Often the “best” resolution is sought for such 3D prints, as they typically compete against injection molded equivalents that have by definition totally smooth surfaces. In other cases high resolution is required to produce tiny structures, and recently these have become increasingly complex due to the application of generative design techniques.

But what, exactly, is the maximum resolution of resin 3D printing?

Some would say it is simply the size of the laser dot in SLA systems, or the size of the pixel in DLP/LCD systems. That’s mostly true, but becomes less clear as you shrink those down.

It turns out that there is always a bit of slop beyond the formal boundary of the laser dot. This happens because the energy seeps through the resin and solidifies a little bit of the surrounding area.

You could limit this effect by shortening the laser strike or shrinking the laser dot, but you actually need to provide a minimum amount of energy to an area for it to polymerize. If you have one, you have a bit of the other.

Researchers at NIST attempted to measure this effect in a paper entitled “Voxel-Scale Conversion Mapping Informs Intrinsic Resolution in Stereolithographic Additive Manufacturing”, and it seems they’ve made some interesting discoveries.

The problem is that parts don’t exactly come out as intended. The researchers explain the issue:

“These parts exhibit intrinsic mechanical heterogeneity and poor dimensional accuracy that is not explained by simple critical energy dose models that pervade the field. Moreover, resolution requirements for new applications in metamaterials and bioprinting (e.g., human cell scale <10 μm) push the limits of what is currently achievable in scalable single-photon processes.”

They developed a new scanning probe to observe polymerization in process using a cantilever mechanism to detect vibration resonance with an atomic force microscope. The theory is that vibrations change as polymerization occurs.

The action that takes place during polymerization is far more complex than I had imagined.

They say:

“The drag force experienced during cantilever oscillations can be correlated to the viscosity and extent of reaction. Fluid dynamics simulations show micrometer-scale measurement localization, and the resonance-based measurement allows submillisecond temporal resolution. In a thiolene resin exposed to patterned light, oligomer diffusion length scales are significant compared to the size of printed structures. Consequently, part resolution is dictated by the competition between polymerization and diffusion.”

In other words, the act of polymerization seems to cause some action that creates the over-polymerization.

What did they find? They explain their results:

“We investigate the effects of light intensity and photopattern size on the reaction conversion profile and find that the radical polymerization mechanism limits the usefulness of increased light intensity to enhance feature resolution by decreasing conversion at a constant dose. We also detect polymeric species diffusion tens of micrometers away from illuminated pixels within seconds, which affects the final shape of printed test structures.”

Somehow this is not surprising, but here the researchers were able to directly measure these effects.

At this stage the technique seems only used for this experiment, but I can imagine it could be used in the future to help design ultra-accurate 3D printing resins.
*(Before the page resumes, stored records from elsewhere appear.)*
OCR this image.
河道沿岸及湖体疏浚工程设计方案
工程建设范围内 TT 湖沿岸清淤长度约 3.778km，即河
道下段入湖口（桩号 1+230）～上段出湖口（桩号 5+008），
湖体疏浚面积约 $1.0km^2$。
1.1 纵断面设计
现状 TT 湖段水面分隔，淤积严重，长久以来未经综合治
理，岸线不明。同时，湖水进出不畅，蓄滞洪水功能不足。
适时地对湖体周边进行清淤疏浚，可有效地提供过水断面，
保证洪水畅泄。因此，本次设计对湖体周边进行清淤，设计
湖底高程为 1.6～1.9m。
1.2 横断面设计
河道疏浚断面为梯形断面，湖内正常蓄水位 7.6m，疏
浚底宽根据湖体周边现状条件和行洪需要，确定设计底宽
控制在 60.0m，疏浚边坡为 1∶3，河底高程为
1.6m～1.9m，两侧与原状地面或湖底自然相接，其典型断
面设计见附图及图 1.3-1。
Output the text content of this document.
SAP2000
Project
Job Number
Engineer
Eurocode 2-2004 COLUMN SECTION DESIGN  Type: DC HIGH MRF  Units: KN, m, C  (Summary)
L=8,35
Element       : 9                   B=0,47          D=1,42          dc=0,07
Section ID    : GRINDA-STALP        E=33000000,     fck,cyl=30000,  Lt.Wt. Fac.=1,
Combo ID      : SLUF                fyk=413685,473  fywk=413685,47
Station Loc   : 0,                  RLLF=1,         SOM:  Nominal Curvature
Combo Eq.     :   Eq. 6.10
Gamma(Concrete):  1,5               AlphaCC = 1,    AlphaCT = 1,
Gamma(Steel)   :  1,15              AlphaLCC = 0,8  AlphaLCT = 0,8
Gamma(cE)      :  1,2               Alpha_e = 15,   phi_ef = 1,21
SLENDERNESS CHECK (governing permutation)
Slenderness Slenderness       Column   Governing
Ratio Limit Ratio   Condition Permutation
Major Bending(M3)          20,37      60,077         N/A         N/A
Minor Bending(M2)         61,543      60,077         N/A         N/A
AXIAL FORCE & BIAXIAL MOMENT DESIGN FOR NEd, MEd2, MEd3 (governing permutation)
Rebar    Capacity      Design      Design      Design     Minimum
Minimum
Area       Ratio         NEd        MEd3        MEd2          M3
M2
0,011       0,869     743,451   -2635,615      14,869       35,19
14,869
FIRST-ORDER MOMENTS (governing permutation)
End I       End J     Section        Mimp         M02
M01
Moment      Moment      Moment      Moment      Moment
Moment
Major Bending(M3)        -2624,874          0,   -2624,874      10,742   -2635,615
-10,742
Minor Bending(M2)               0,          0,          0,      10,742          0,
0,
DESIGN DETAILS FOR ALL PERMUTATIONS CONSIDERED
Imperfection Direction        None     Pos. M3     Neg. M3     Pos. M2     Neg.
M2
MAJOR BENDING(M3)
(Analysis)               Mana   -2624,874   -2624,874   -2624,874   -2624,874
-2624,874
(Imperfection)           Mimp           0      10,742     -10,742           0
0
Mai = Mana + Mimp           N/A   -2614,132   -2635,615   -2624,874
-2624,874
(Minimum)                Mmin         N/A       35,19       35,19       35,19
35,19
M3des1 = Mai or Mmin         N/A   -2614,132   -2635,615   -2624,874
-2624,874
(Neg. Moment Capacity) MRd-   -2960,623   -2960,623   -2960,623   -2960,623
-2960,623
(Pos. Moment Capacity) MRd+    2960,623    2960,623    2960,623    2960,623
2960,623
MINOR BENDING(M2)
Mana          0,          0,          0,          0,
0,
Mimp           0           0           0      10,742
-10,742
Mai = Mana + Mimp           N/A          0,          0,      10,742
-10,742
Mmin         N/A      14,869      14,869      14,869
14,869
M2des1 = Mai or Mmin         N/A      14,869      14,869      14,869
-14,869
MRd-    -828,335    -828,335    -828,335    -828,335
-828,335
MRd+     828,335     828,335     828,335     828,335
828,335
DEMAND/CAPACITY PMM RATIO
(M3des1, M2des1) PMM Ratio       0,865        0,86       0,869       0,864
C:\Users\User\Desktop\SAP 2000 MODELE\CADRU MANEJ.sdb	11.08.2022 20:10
Through an iterative process a resin producer could directly measure these effects in an effort to identify resins that minimize over-polymerization. Of course, this would certainly be constrained to measurements of a specific combination of resin and light.

If such an approach were used, we might see new families of photopolymer resins appear on the market that could provide print accuracies and resolutions above that of today.

Back to the original question, what is the maximum resolution. Clearly, the answer is, “it depends”.